Let $X = [0,1] \setminus \mathbb{Q}$. For every $n\in\mathbb{N}$, the function
$$f_n \colon x \mapsto \sum_{j=1}^n t^j \lvert x-q_j\rvert^{-r}$$
is continuous on $X$. Hence, for every $k \in \mathbb{N}$, the set
$$A_k = \bigcap_{n\in\mathbb{N}} f_n^{-1}([0,k])$$
is closed (in $X$ of course).
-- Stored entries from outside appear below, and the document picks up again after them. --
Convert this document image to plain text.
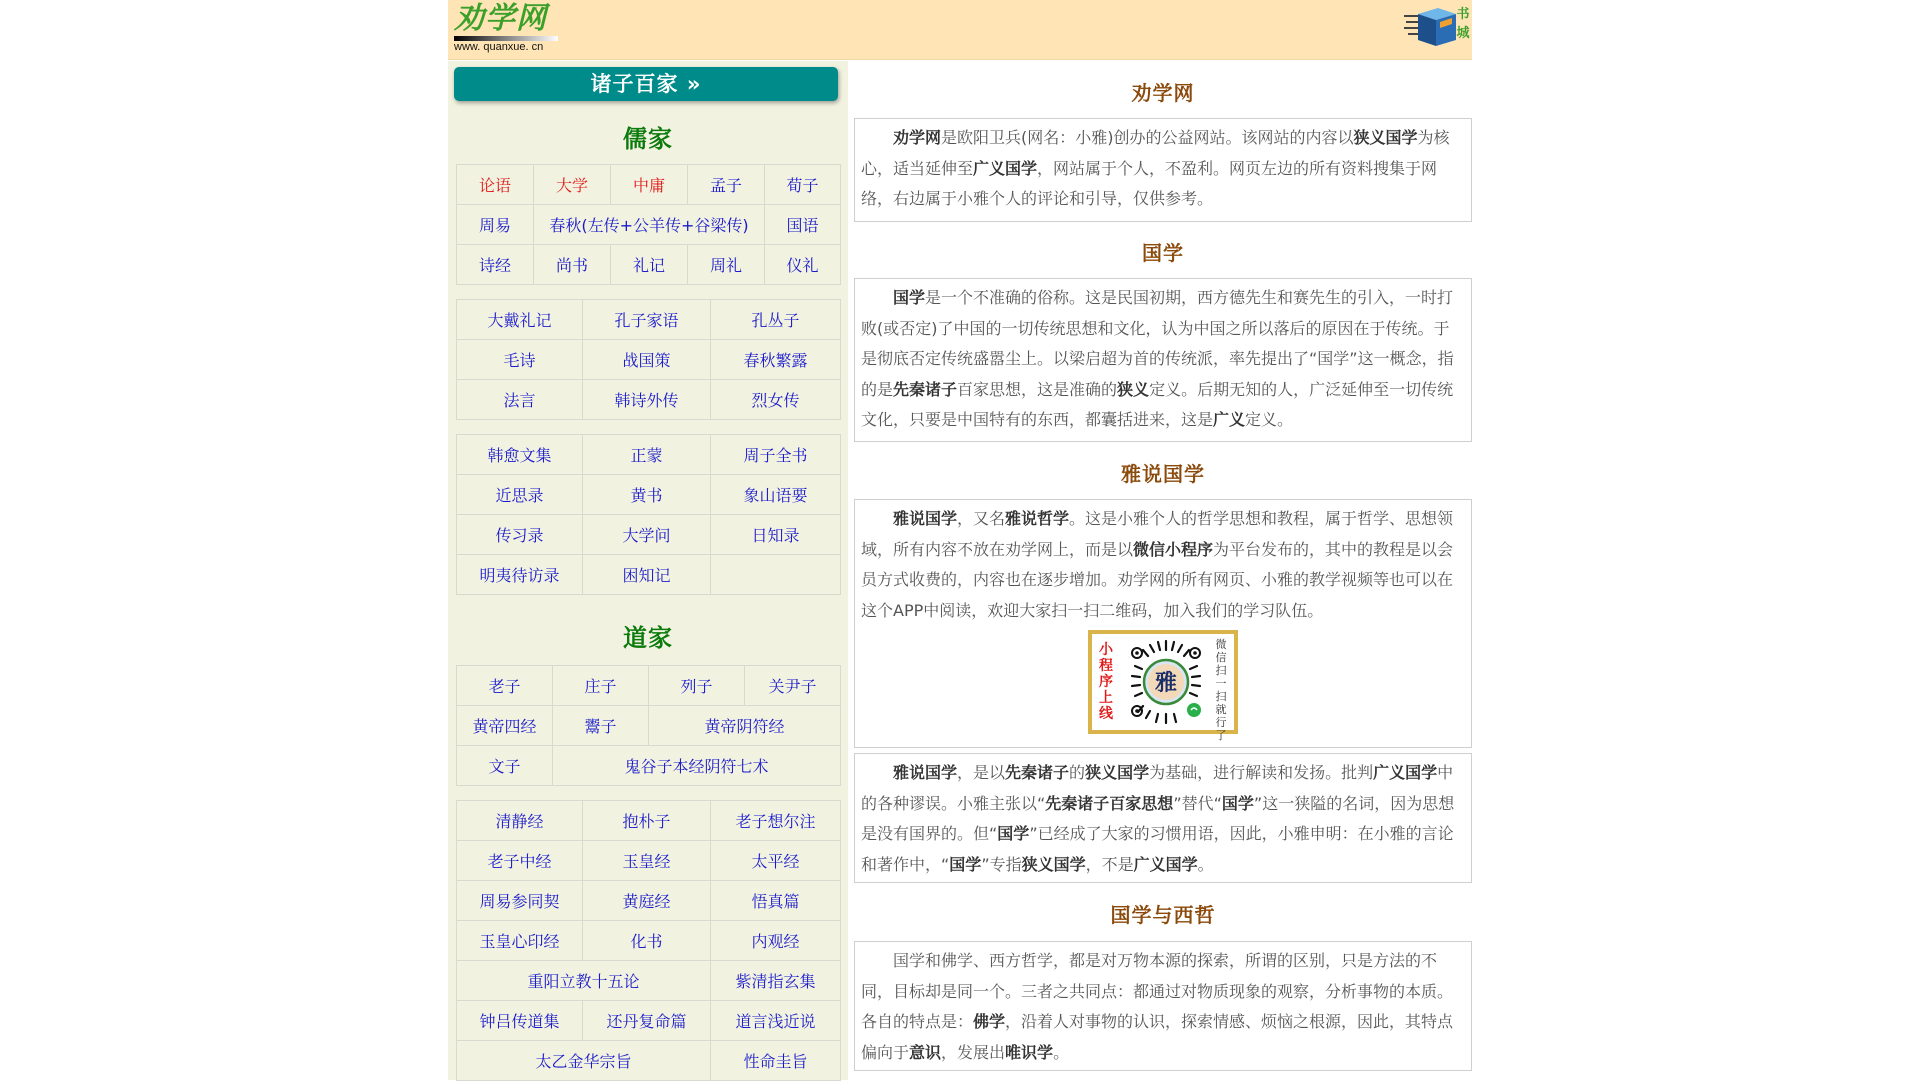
劝学网
www. quanxue. cn
书城
诸子百家 »
儒家
论语	大学	中庸	孟子	荀子
周易	春秋(左传+公羊传+谷梁传)			国语
诗经	尚书	礼记	周礼	仪礼
大戴礼记	孔子家语	孔丛子
毛诗	战国策	春秋繁露
法言	韩诗外传	烈女传
韩愈文集	正蒙	周子全书
近思录	黄书	象山语要
传习录	大学问	日知录
明夷待访录	困知记	
道家
老子	庄子	列子	关尹子
黄帝四经	鬻子	黄帝阴符经	
文子	鬼谷子本经阴符七术		
清静经	抱朴子	老子想尔注
老子中经	玉皇经	太平经
周易参同契	黄庭经	悟真篇
玉皇心印经	化书	内观经
重阳立教十五论		紫清指玄集
钟吕传道集	还丹复命篇	道言浅近说
太乙金华宗旨		性命圭旨
劝学网

劝学网是欧阳卫兵(网名：小雅)创办的公益网站。该网站的内容以狭义国学为核心，适当延伸至广义国学，网站属于个人，不盈利。网页左边的所有资料搜集于网络，右边属于小雅个人的评论和引导，仅供参考。

国学

国学是一个不准确的俗称。这是民国初期，西方德先生和赛先生的引入，一时打败(或否定)了中国的一切传统思想和文化，认为中国之所以落后的原因在于传统。于是彻底否定传统盛嚣尘上。以梁启超为首的传统派，率先提出了“国学”这一概念，指的是先秦诸子百家思想，这是准确的狭义定义。后期无知的人，广泛延伸至一切传统文化，只要是中国特有的东西，都囊括进来，这是广义定义。

雅说国学

雅说国学，又名雅说哲学。这是小雅个人的哲学思想和教程，属于哲学、思想领域，所有内容不放在劝学网上，而是以微信小程序为平台发布的，其中的教程是以会员方式收费的，内容也在逐步增加。劝学网的所有网页、小雅的教学视频等也可以在这个APP中阅读，欢迎大家扫一扫二维码，加入我们的学习队伍。

小程序上线
雅
微信扫一扫就行了

雅说国学，是以先秦诸子的狭义国学为基础，进行解读和发扬。批判广义国学中的各种谬误。小雅主张以“先秦诸子百家思想”替代“国学”这一狭隘的名词，因为思想是没有国界的。但“国学”已经成了大家的习惯用语，因此，小雅申明：在小雅的言论和著作中，“国学”专指狭义国学，不是广义国学。

国学与西哲

国学和佛学、西方哲学，都是对万物本源的探索，所谓的区别，只是方法的不同，目标却是同一个。三者之共同点：都通过对物质现象的观察，分析事物的本质。各自的特点是：佛学，沿着人对事物的认识，探索情感、烦恼之根源，因此，其特点偏向于意识，发展出唯识学。
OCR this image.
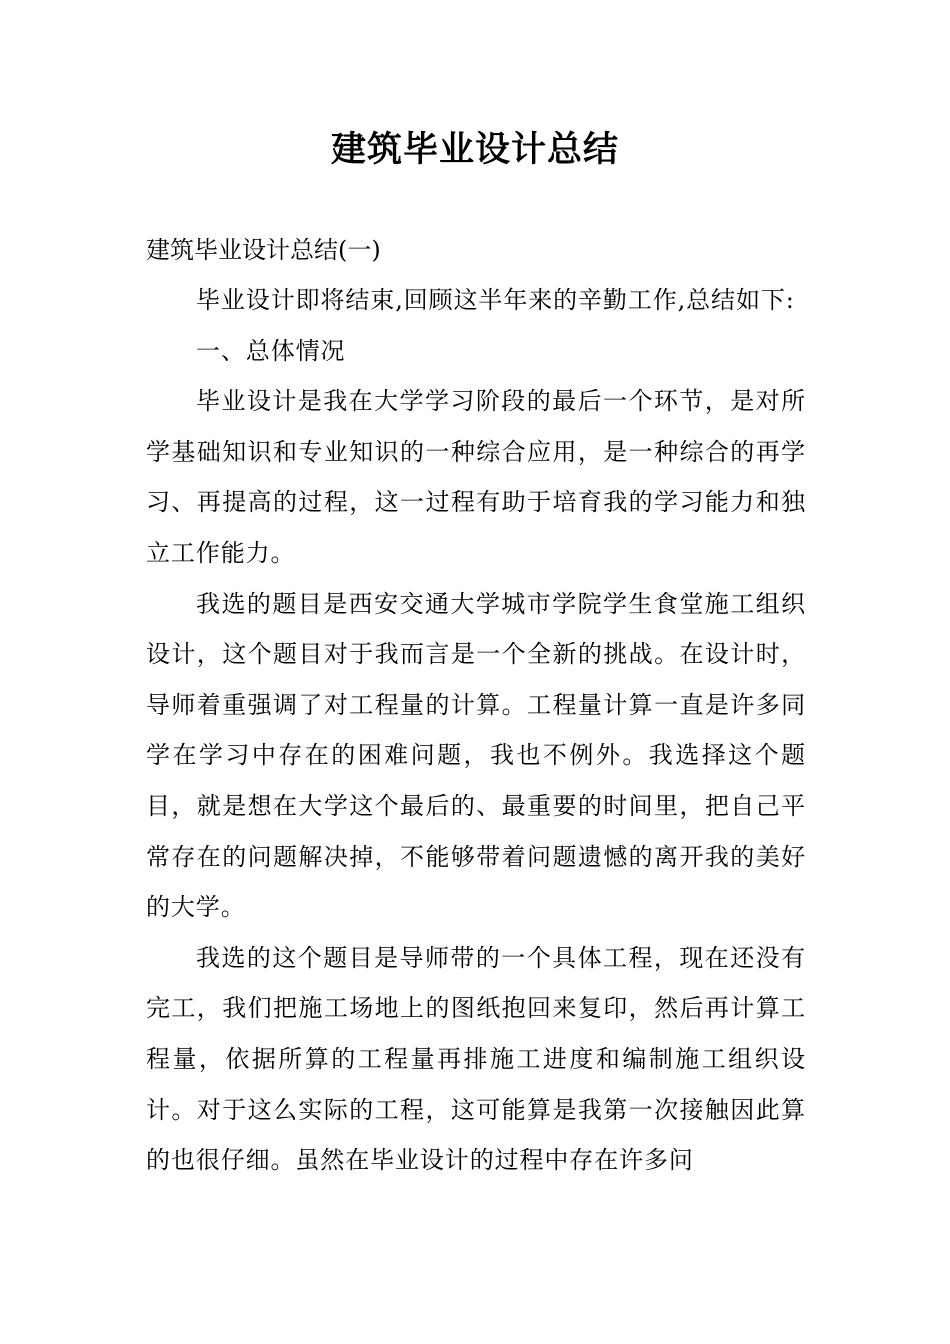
建筑毕业设计总结

建筑毕业设计总结(一)

毕业设计即将结束,回顾这半年来的辛勤工作,总结如下:

一、总体情况

毕业设计是我在大学学习阶段的最后一个环节，是对所学基础知识和专业知识的一种综合应用，是一种综合的再学习、再提高的过程，这一过程有助于培育我的学习能力和独立工作能力。

我选的题目是西安交通大学城市学院学生食堂施工组织设计，这个题目对于我而言是一个全新的挑战。在设计时，导师着重强调了对工程量的计算。工程量计算一直是许多同学在学习中存在的困难问题，我也不例外。我选择这个题目，就是想在大学这个最后的、最重要的时间里，把自己平常存在的问题解决掉，不能够带着问题遗憾的离开我的美好的大学。

我选的这个题目是导师带的一个具体工程，现在还没有完工，我们把施工场地上的图纸抱回来复印，然后再计算工程量，依据所算的工程量再排施工进度和编制施工组织设计。对于这么实际的工程，这可能算是我第一次接触因此算的也很仔细。虽然在毕业设计的过程中存在许多问
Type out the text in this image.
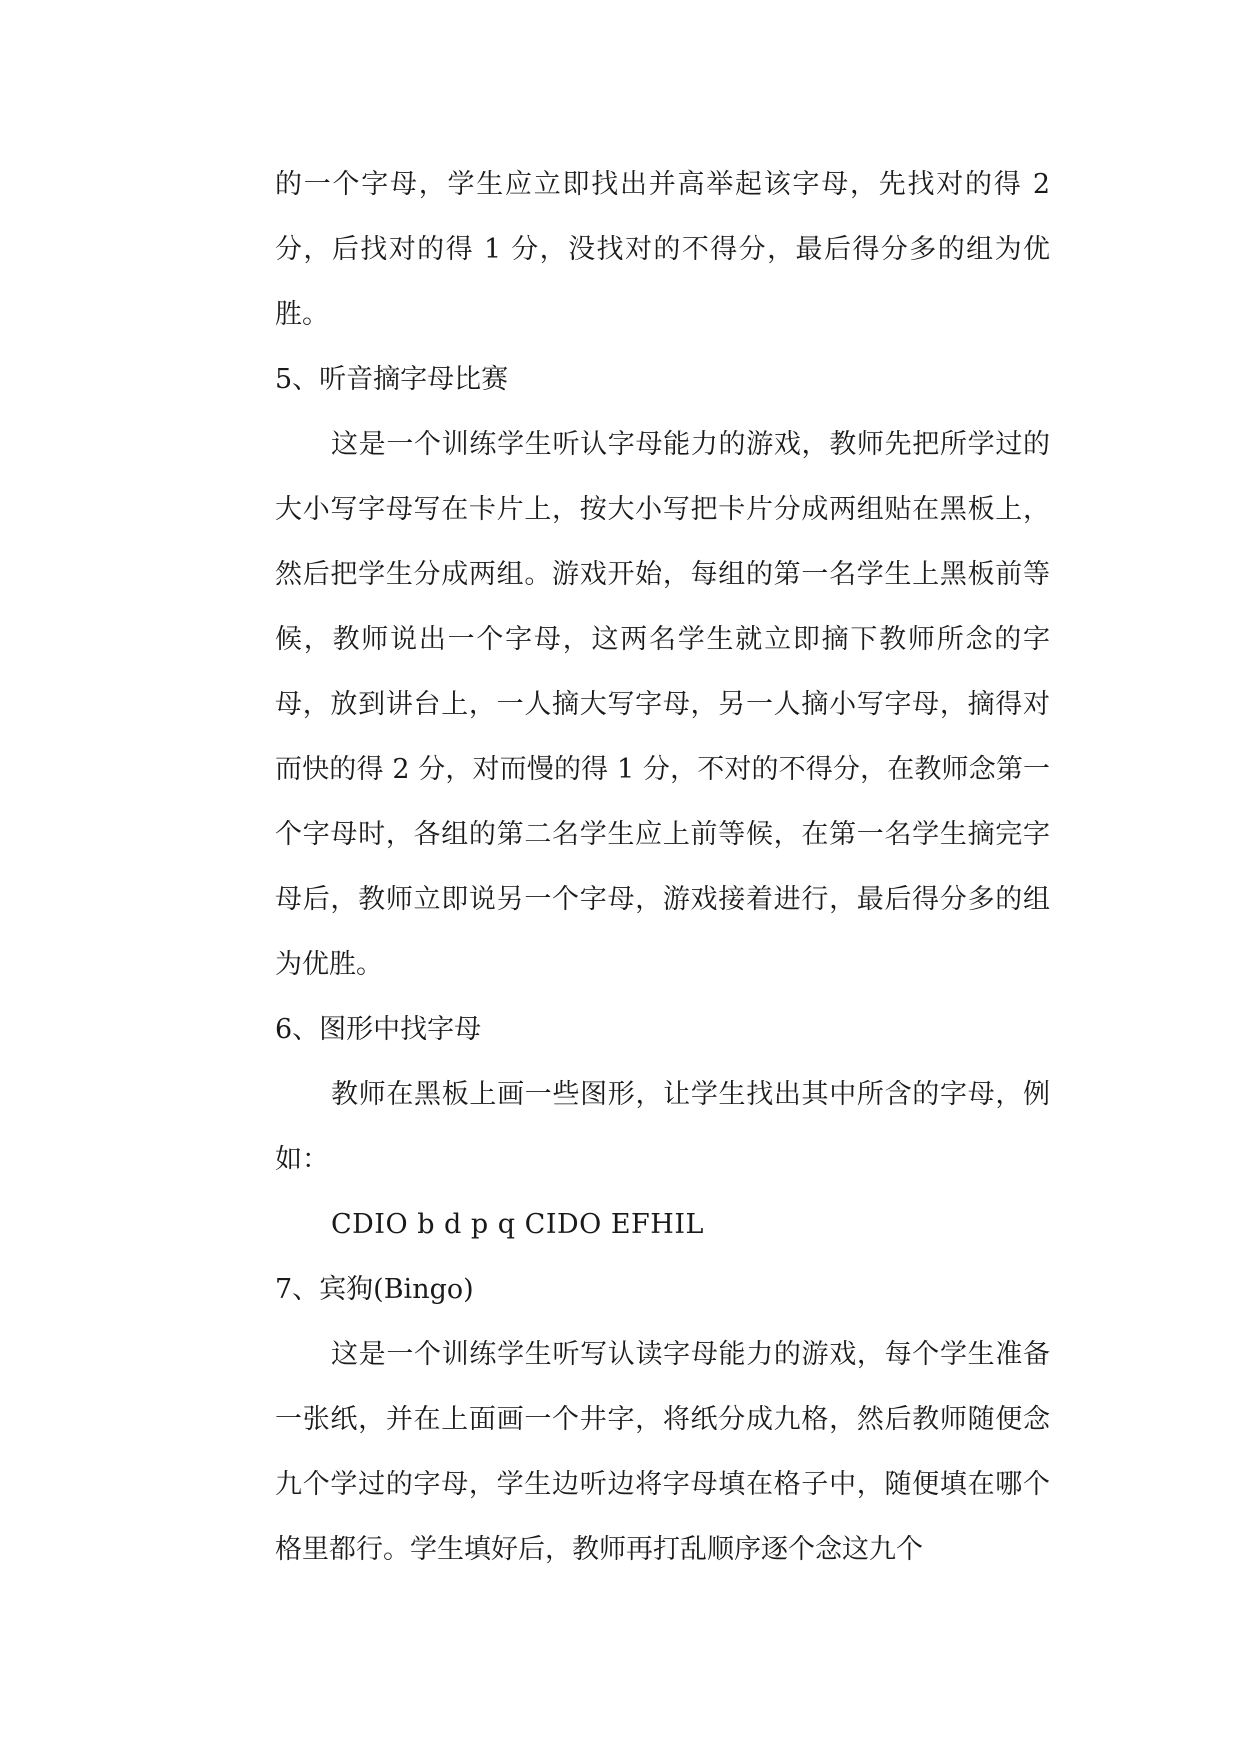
的一个字母，学生应立即找出并高举起该字母，先找对的得 2 分，后找对的得 1 分，没找对的不得分，最后得分多的组为优胜。

5、听音摘字母比赛

这是一个训练学生听认字母能力的游戏，教师先把所学过的大小写字母写在卡片上，按大小写把卡片分成两组贴在黑板上，然后把学生分成两组。游戏开始，每组的第一名学生上黑板前等候，教师说出一个字母，这两名学生就立即摘下教师所念的字母，放到讲台上，一人摘大写字母，另一人摘小写字母，摘得对而快的得 2 分，对而慢的得 1 分，不对的不得分，在教师念第一个字母时，各组的第二名学生应上前等候，在第一名学生摘完字母后，教师立即说另一个字母，游戏接着进行，最后得分多的组为优胜。

6、图形中找字母

教师在黑板上画一些图形，让学生找出其中所含的字母，例如：

CDIO b d p q CIDO EFHIL

7、宾狗(Bingo)

这是一个训练学生听写认读字母能力的游戏，每个学生准备一张纸，并在上面画一个井字，将纸分成九格，然后教师随便念九个学过的字母，学生边听边将字母填在格子中，随便填在哪个格里都行。学生填好后，教师再打乱顺序逐个念这九个
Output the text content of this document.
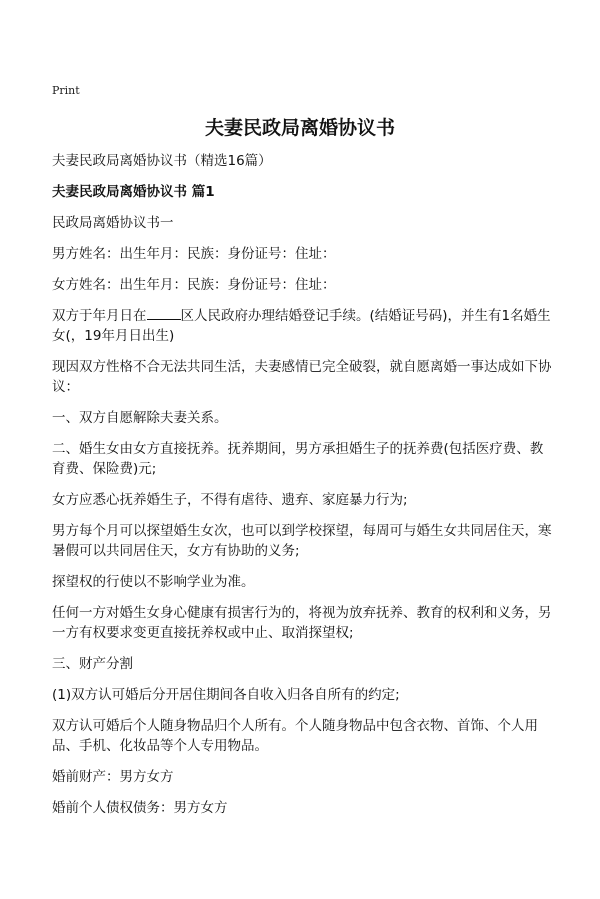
Print
夫妻民政局离婚协议书

夫妻民政局离婚协议书（精选16篇）

夫妻民政局离婚协议书 篇1

民政局离婚协议书一

男方姓名：出生年月：民族：身份证号：住址：

女方姓名：出生年月：民族：身份证号：住址：

双方于年月日在	区人民政府办理结婚登记手续。(结婚证号码)，并生有1名婚生女(，19年月日出生)

现因双方性格不合无法共同生活，夫妻感情已完全破裂，就自愿离婚一事达成如下协议：

一、双方自愿解除夫妻关系。

二、婚生女由女方直接抚养。抚养期间，男方承担婚生子的抚养费(包括医疗费、教育费、保险费)元;

女方应悉心抚养婚生子，不得有虐待、遗弃、家庭暴力行为;

男方每个月可以探望婚生女次，也可以到学校探望，每周可与婚生女共同居住天，寒暑假可以共同居住天，女方有协助的义务;

探望权的行使以不影响学业为准。

任何一方对婚生女身心健康有损害行为的，将视为放弃抚养、教育的权利和义务，另一方有权要求变更直接抚养权或中止、取消探望权;

三、财产分割

(1)双方认可婚后分开居住期间各自收入归各自所有的约定;

双方认可婚后个人随身物品归个人所有。个人随身物品中包含衣物、首饰、个人用品、手机、化妆品等个人专用物品。

婚前财产：男方女方

婚前个人债权债务：男方女方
Further, $A_k$ has empty interior for all $k$, since for all $x\in X$ and $\varepsilon > 0$ the interval $(x-\varepsilon, x+\varepsilon)\cap (0,1)$ contains a rational point, say $q_m$, and the sequence $x_k = q_m + 2^{-k}\pi$ has its tail in the neighbourhood $(x-\varepsilon,x+\varepsilon)\cap X$ of $x$ in $X$, and $f_n(x_k) \to +\infty$ for all $n \geqslant m$.
Thus
$$E = \bigcup_{k\in\mathbb{N}} A_k$$
is a countable union of closed sets with empty interior, that is, a meagre subset of $X$ (a set of the first category).
But, $X$ is a $G_\delta$ set in the compact space $[0,1]$, hence a Baire space, and therefore


*

*$E$ has no interior point (in $X$),

*the complement of $E$ in $X$, $X\setminus E$ is a dense ($G_\delta$) subset of $X$ that is of the second category (it is itself a Baire space).


Since $[0,1]\setminus X$ is meagre in $[0,1]$, $E$ is also meagre in $[0,1]$, and thus $E$ is a topologically small (meagre) set of full measure.